Perlu diketahui bahwa komunikasi secara intensif melalui telepon, SMS, chatting, dan melalui E-mail dengan pihak penjual, sangat penting dilakukan pada saat “sebelum” dan “setelah” melakukan pembayaran, untuk menilai profesionalitas dan tanggung jawab dari pihak penjual tersebut.

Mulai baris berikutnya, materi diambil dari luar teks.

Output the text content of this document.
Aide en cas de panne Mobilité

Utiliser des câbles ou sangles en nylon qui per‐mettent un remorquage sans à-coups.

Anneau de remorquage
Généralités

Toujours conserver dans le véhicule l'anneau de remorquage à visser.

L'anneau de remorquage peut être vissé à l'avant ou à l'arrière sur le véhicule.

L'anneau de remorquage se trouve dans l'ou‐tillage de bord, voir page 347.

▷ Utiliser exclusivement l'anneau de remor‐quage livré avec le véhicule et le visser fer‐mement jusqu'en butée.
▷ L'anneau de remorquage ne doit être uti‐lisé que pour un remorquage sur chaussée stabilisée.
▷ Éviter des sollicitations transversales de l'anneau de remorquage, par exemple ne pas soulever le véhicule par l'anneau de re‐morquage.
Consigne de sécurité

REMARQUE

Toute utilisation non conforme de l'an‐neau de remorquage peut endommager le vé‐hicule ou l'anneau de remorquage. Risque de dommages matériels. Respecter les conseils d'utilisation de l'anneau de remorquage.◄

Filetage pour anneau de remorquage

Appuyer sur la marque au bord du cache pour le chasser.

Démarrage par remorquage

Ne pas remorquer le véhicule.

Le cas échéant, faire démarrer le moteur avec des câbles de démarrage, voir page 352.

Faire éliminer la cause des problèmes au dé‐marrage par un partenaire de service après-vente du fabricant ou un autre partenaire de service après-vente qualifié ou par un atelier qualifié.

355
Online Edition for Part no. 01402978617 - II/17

Apabila meninjau pada hukum yang berlaku di Indonesia, maka para penjual bohongan (fiktif) dalam kegiatan perdagangan secara online, selain dapat dijerat dengan Pasal 263, 362 dan Pasal 372 KUHP dengan ancaman penjara selama 6 tahun, maka para penjual fiktif, juga dapat dijerat Pasal 28 UU No. 11 tahun 2008 tentang transaksi elektronik, serta Pasal 8 dan Pasal 9 UU No. 8 Tahun 1999 tentang perlindungan konsumen, dengan ancaman penjara selama 5 hingga 6 tahun atau denda 1 hingga 2 milyar Rupiah. Oleh karena itu, bagi para pedagang online, diharapkan tidak melakukan bentuk-bentuk tindak kejahatan penjualan fiktif dalam transaksi elektronik, sedangkan bagi setiap konsumen dan masyarakat, harus tetap “cermat” dan tetap “berhati-hati” dalam memilih situs-situs terpecaya untuk melakukan pembelian barang dan jasa yang diinginkan.